I suspect one of the hard parts of this for Google is that many news sites legitimately publish the same articles because of wire services and correspondence arrangements, like AP and Reuters. Hard to tell whether the new site is plagiarizing or syndicating.
She did say: “I didn’t want to be taking ad revenue from legitimate advertisers, so I only briefly activated advertisements from the partners to see what surfaced and to take a few screenshots.”
If you include the hit to your professional reputation from actually plagiarizing a news site for revenue and getting blacklisted from the industry, then what did it cost? Everything.
I'm not. I knew a developer who, in his spare time, developed a clever scraper. He scraped the top stories and results from Google, then scraped similar content based on Google's own ranking, then submitted that content to his own aggregator sites (all resolving to the same server). He ran ads on it. He got plenty of traffic and was net <$500/month in 2006.
It's not that expensive to run a site and the right advertising partners (cough Taboola cough) pay nicely.
i remember in 2004 or so when an agency i worked for had a wikipedia clone running with adsense and tons of SEO which made 20k per month and basically kept the company afloat. I was a young junior dev and while i was impressed by it, it never felt right to me (which it obviously wasn't in many ways). As far as i remember this only worked for about a year at best until Google penalised those sites more and more.
US military has already been working on this for ~ a decade.
There was a contract out of Redstone Arsenal where they writing "story spinners" to scrape and re-word war-time propaganda.
>"It all underscores the fact that the ad tech space is so convoluted, it’s easy to make money from legitimate advertisers just by setting up a web page.
That means there’s significant incentive to create sites with not just with low-quality clickbait or A.I.-generated nonsense, but sites filled with outright plagiarized content."
It's really easy to get any content on the internet but really hard to verify if they are plagiarized.

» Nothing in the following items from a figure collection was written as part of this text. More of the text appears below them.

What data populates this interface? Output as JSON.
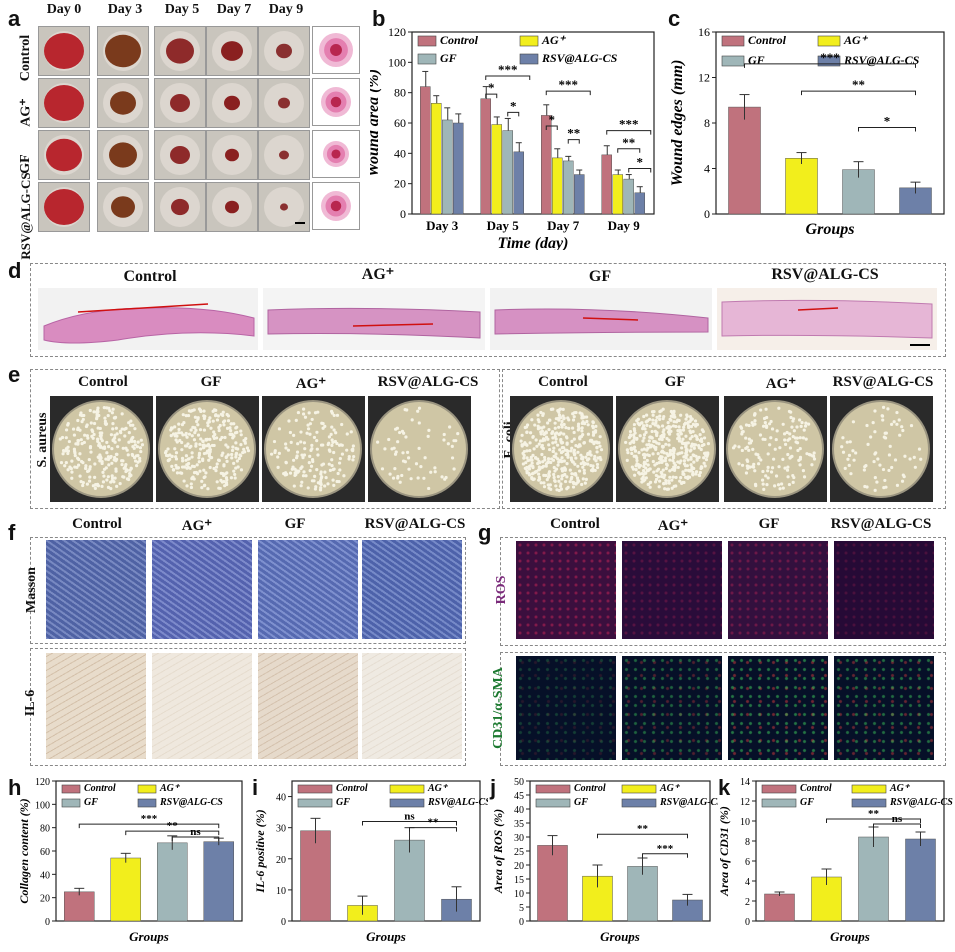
{
  "colors": {
    "control": "#c0727d",
    "ag": "#f2ee1c",
    "gf": "#9fb6b8",
    "rsv": "#6d80a8"
  },
  "panel_labels": [
    "a",
    "b",
    "c",
    "d",
    "e",
    "f",
    "g",
    "h",
    "i",
    "j",
    "k"
  ],
  "a": {
    "days": [
      "Day 0",
      "Day 3",
      "Day 5",
      "Day 7",
      "Day 9"
    ],
    "rows": [
      "Control",
      "AG⁺",
      "GF",
      "RSV@ALG-CS"
    ]
  },
  "d": {
    "groups": [
      "Control",
      "AG⁺",
      "GF",
      "RSV@ALG-CS"
    ]
  },
  "e": {
    "groups": [
      "Control",
      "GF",
      "AG⁺",
      "RSV@ALG-CS"
    ],
    "bacteria": [
      "S. aureus",
      "E. coli"
    ]
  },
  "f": {
    "groups": [
      "Control",
      "AG⁺",
      "GF",
      "RSV@ALG-CS"
    ],
    "rows": [
      "Masson",
      "IL-6"
    ]
  },
  "g": {
    "groups": [
      "Control",
      "AG⁺",
      "GF",
      "RSV@ALG-CS"
    ],
    "rows": [
      "ROS",
      "CD31/α-SMA"
    ]
  },
  "chart_data": [
    {
      "panel": "b",
      "type": "bar",
      "categories": [
        "Day 3",
        "Day 5",
        "Day 7",
        "Day 9"
      ],
      "series": [
        {
          "name": "Control",
          "values": [
            84,
            76,
            65,
            39
          ]
        },
        {
          "name": "AG⁺",
          "values": [
            73,
            59,
            37,
            26
          ]
        },
        {
          "name": "GF",
          "values": [
            62,
            55,
            35,
            23
          ]
        },
        {
          "name": "RSV@ALG-CS",
          "values": [
            60,
            41,
            26,
            14
          ]
        }
      ],
      "errors": [
        [
          10,
          8,
          7,
          6
        ],
        [
          5,
          5,
          6,
          3
        ],
        [
          8,
          8,
          3,
          3
        ],
        [
          6,
          6,
          3,
          4
        ]
      ],
      "xlabel": "Time (day)",
      "ylabel": "Wound area (%)",
      "ylim": [
        0,
        120
      ],
      "yticks": [
        0,
        20,
        40,
        60,
        80,
        100,
        120
      ],
      "significance": [
        "***",
        "*",
        "*",
        "***",
        "*",
        "**",
        "***",
        "**",
        "*"
      ]
    },
    {
      "panel": "c",
      "type": "bar",
      "categories": [
        "Control",
        "AG⁺",
        "GF",
        "RSV@ALG-CS"
      ],
      "values": [
        9.4,
        4.9,
        3.9,
        2.3
      ],
      "errors": [
        1.1,
        0.5,
        0.7,
        0.5
      ],
      "xlabel": "Groups",
      "ylabel": "Wound edges (mm)",
      "ylim": [
        0,
        16
      ],
      "yticks": [
        0,
        4,
        8,
        12,
        16
      ],
      "significance": [
        "***",
        "**",
        "*"
      ]
    },
    {
      "panel": "h",
      "type": "bar",
      "categories": [
        "Control",
        "AG⁺",
        "GF",
        "RSV@ALG-CS"
      ],
      "values": [
        25,
        54,
        67,
        68
      ],
      "errors": [
        3,
        4,
        6,
        3
      ],
      "xlabel": "Groups",
      "ylabel": "Collagen content (%)",
      "ylim": [
        0,
        120
      ],
      "yticks": [
        0,
        20,
        40,
        60,
        80,
        100,
        120
      ],
      "significance": [
        "***",
        "**",
        "ns"
      ]
    },
    {
      "panel": "i",
      "type": "bar",
      "categories": [
        "Control",
        "AG⁺",
        "GF",
        "RSV@ALG-CS"
      ],
      "values": [
        29,
        5,
        26,
        7
      ],
      "errors": [
        4,
        3,
        4,
        4
      ],
      "xlabel": "Groups",
      "ylabel": "IL-6 positive (%)",
      "ylim": [
        0,
        45
      ],
      "yticks": [
        0,
        10,
        20,
        30,
        40
      ],
      "significance": [
        "ns",
        "**"
      ]
    },
    {
      "panel": "j",
      "type": "bar",
      "categories": [
        "Control",
        "AG⁺",
        "GF",
        "RSV@ALG-CS"
      ],
      "values": [
        27,
        16,
        19.5,
        7.5
      ],
      "errors": [
        3.5,
        4,
        3,
        2
      ],
      "xlabel": "Groups",
      "ylabel": "Area of ROS (%)",
      "ylim": [
        0,
        50
      ],
      "yticks": [
        0,
        5,
        10,
        15,
        20,
        25,
        30,
        35,
        40,
        45,
        50
      ],
      "significance": [
        "**",
        "***"
      ]
    },
    {
      "panel": "k",
      "type": "bar",
      "categories": [
        "Control",
        "AG⁺",
        "GF",
        "RSV@ALG-CS"
      ],
      "values": [
        2.7,
        4.4,
        8.4,
        8.2
      ],
      "errors": [
        0.2,
        0.8,
        1.0,
        0.7
      ],
      "xlabel": "Groups",
      "ylabel": "Area of CD31 (%)",
      "ylim": [
        0,
        14
      ],
      "yticks": [
        0,
        2,
        4,
        6,
        8,
        10,
        12,
        14
      ],
      "significance": [
        "**",
        "ns"
      ]
    }
  ]
}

Basically anyone can place some ads on their websites, but if the site posts nothing but copied content, I doubt if it will last.
Often it's just affiliate fraud, you load casinos, aliexpress and what not affiliate links as be hope for the payout. That is why they redirect like crazy in order to hide the tracks since the sites offering affiliate services don't want it.
Because it isn't full articles -- just updates as they happen coming straight from the newsroom, more like tweets. It's not to say that people can't plagiarize, but it wouldn't be as easy or make as much sense as just copy and pasting an article.
There's not much in the post so I'm gonna guess it's a form of content fingerprinting like we see with YouTube's Content ID, plus whatever is used in plagiarism-detection software used in schools and universities.